Procedure for valuation of inventory from tag price during survey u/s 133A-Cost price has to be determined and due deduction to be given towards direct expenses – ITAT
ABCAUS Case Law Citation:
ABCAUS 2477 (2018) 08 ITAT
Important Case Laws Cited/relied upon:
CIT v. S. Khader Khan Son, 300 ITR 507 (Mad)
The instant appeal was filed by the assessee against the order of Commissioner of Income-tax (Appeals) challenging the addition made by the AO.
The assessee was a partnership firm engaged in the business of retail trading in garments. A survey was carried out u/s 133A of the Income-Tax Act, 1961 (the Act) in the business premises of the assessee. Statement of partner of the assessee was recorded and in his statement, he agreed to declare income of Rs. 40 lakhs in the hands of the firm.
However, in the return of income filed by the assessee for the concerned Assessment Year, there was no declaration of the said income. The AO called upon the assessee to explain as to why the income declared at the time of survey was not offered to tax in the return of income.
The assessee submitted that at the time of survey, the value of stock was determined by taking the tag price as given in the garments found in the assessee’s business premises.
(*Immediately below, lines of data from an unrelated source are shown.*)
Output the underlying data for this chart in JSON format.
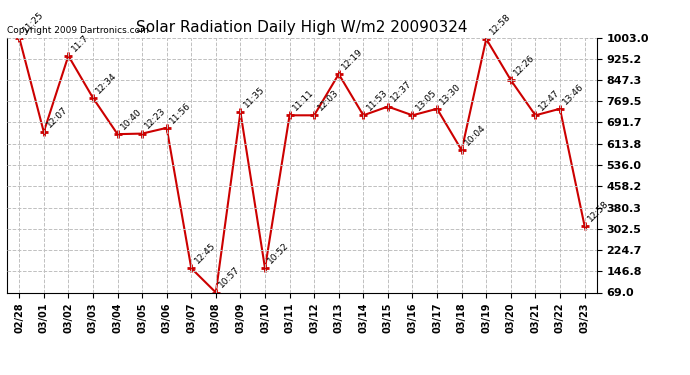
{
  "title": "Solar Radiation Daily High W/m2 20090324",
  "copyright": "Copyright 2009 Dartronics.com",
  "dates": [
    "02/28",
    "03/01",
    "03/02",
    "03/03",
    "03/04",
    "03/05",
    "03/06",
    "03/07",
    "03/08",
    "03/09",
    "03/10",
    "03/11",
    "03/12",
    "03/13",
    "03/14",
    "03/15",
    "03/16",
    "03/17",
    "03/18",
    "03/19",
    "03/20",
    "03/21",
    "03/22",
    "03/23"
  ],
  "values": [
    1003.0,
    657.0,
    936.0,
    782.0,
    649.0,
    651.0,
    672.0,
    158.0,
    69.0,
    730.0,
    158.0,
    718.0,
    718.0,
    869.0,
    718.0,
    750.0,
    718.0,
    742.0,
    590.0,
    998.0,
    847.0,
    718.0,
    742.0,
    313.0
  ],
  "times": [
    "11:25",
    "12:07",
    "11:7",
    "12:34",
    "10:40",
    "12:23",
    "11:56",
    "12:45",
    "10:57",
    "11:35",
    "10:52",
    "11:11",
    "12:03",
    "12:19",
    "11:53",
    "12:37",
    "13:05",
    "13:30",
    "10:04",
    "12:58",
    "12:26",
    "12:47",
    "13:46",
    "12:58"
  ],
  "ylim": [
    69.0,
    1003.0
  ],
  "yticks": [
    69.0,
    146.8,
    224.7,
    302.5,
    380.3,
    458.2,
    536.0,
    613.8,
    691.7,
    769.5,
    847.3,
    925.2,
    1003.0
  ],
  "line_color": "#cc0000",
  "marker_color": "#cc0000",
  "bg_color": "#ffffff",
  "grid_color": "#c0c0c0",
  "title_fontsize": 11,
  "label_fontsize": 6.5,
  "tick_fontsize": 7,
  "ytick_fontsize": 8,
  "copyright_fontsize": 6.5
}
From the value of the stock so arrived, only a sum of Rs. 2 lakhs was given as deduction on account of direct expenses, whereas the actual direct expenses incurred by the assessee was much more. The assessee further submitted that if his profit margin on the tag price is reduced, the value of stock at the time of survey would be further reduced.
The assessee specifically pointed out that in the statement recorded at the time of survey, the assessee agreed to declare profit after verification. The assessee submitted that after verification, it was of the view that the financial statements and the financial results taken by the assessee in the return of income disclosed the correct state of affairs and therefore declaration of income of Rs. 40 lakhs in the statement made at the time of survey was incorrect.
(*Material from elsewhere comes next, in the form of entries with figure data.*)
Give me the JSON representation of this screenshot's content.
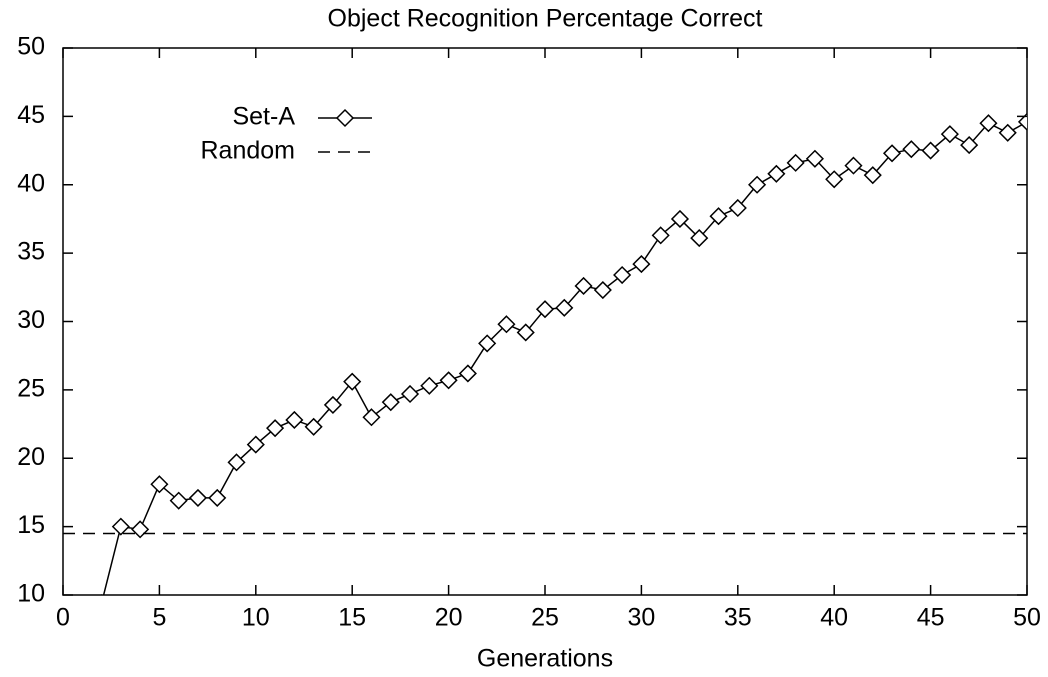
{
  "chart_data": {
    "type": "line",
    "title": "Object Recognition Percentage Correct",
    "x_label": "Generations",
    "xlim": [
      0,
      50
    ],
    "xticks": [
      0,
      5,
      10,
      15,
      20,
      25,
      30,
      35,
      40,
      45,
      50
    ],
    "ylim": [
      10,
      50
    ],
    "yticks": [
      10,
      15,
      20,
      25,
      30,
      35,
      40,
      45,
      50
    ],
    "legend": "upper left",
    "series": [
      {
        "name": "Set-A",
        "color": "#000000",
        "style": "solid",
        "marker": "diamond",
        "x": [
          2,
          3,
          4,
          5,
          6,
          7,
          8,
          9,
          10,
          11,
          12,
          13,
          14,
          15,
          16,
          17,
          18,
          19,
          20,
          21,
          22,
          23,
          24,
          25,
          26,
          27,
          28,
          29,
          30,
          31,
          32,
          33,
          34,
          35,
          36,
          37,
          38,
          39,
          40,
          41,
          42,
          43,
          44,
          45,
          46,
          47,
          48,
          49,
          50
        ],
        "values": [
          9.4,
          15.0,
          14.8,
          18.1,
          16.9,
          17.1,
          17.1,
          19.7,
          21.0,
          22.2,
          22.8,
          22.3,
          23.9,
          25.6,
          23.0,
          24.1,
          24.7,
          25.3,
          25.7,
          26.2,
          28.4,
          29.8,
          29.2,
          30.9,
          31.0,
          32.6,
          32.3,
          33.4,
          34.2,
          36.3,
          37.5,
          36.1,
          37.7,
          38.3,
          40.0,
          40.8,
          41.6,
          41.9,
          40.4,
          41.4,
          40.7,
          42.3,
          42.6,
          42.5,
          43.7,
          42.9,
          44.5,
          43.8,
          44.6
        ]
      },
      {
        "name": "Random",
        "color": "#000000",
        "style": "dashed",
        "x": [
          0,
          50
        ],
        "values": [
          14.5,
          14.5
        ]
      }
    ]
  }
}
However the AO was not impressed by the submissions made by the assessee and made the impugned addition.
On appeal by the assessee, the CIT(Appeals) confirmed the order of AO.
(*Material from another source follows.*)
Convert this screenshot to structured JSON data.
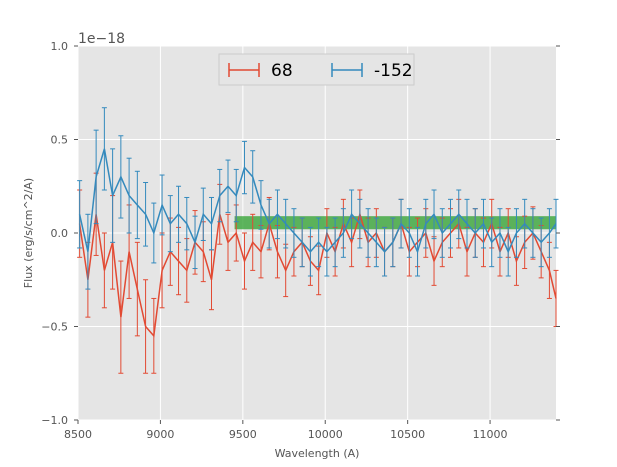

The Tribunal opined that the statement recorded u/s 133A of the Act de hors incriminating material found at the time of survey cannot be the basis to make any addition. In other words, there should have been evidence found which can lead to the conclusion that assessee has suppressed income.
It was observed that in the instant case, no such exercise has been carried out by the AO or the CIT(Appeals).
The Tribunal stated that in the course of survey u/s 133A of the Act, the inventory has to be compared with the stock as per the books of account. While arriving at the value of inventory, the cost price has to be determined and due deduction given towards direct expenses.
In other words, if the stock found at the time of survey carries a tag of sale price, then to arrive at the purchase price of the assessee, gross profit margin as declared in the relevant assessment year and direct expenses have to be reduced. Only then the value of inventory at the time of survey can be ascertained.
The Tribunal opined that the value of inventory so ascertained has to be compared with the value of inventory as recorded by the assessee in the books of account. If the inventory is more than the value as recorded in the books of account, then addition u/s 69 as unexplained investment in stock has to be made. If there is a shortfall, then the presumption is that the assessee has sold goods outside the books of account and then appropriate profit margin has to be added to the total income.
The Tribunal observed that without following the aforesaid procedure which is normally adopted in the case of a survey, the AO has proceeded to make an impugned addition merely on the basis of statement recoded at the time of survey which approach was not in accordance with the law.
Accordingly, the Tribunal therefore set aside the order of CIT(Appeals) and remanded the issue to the AO for fresh consideration.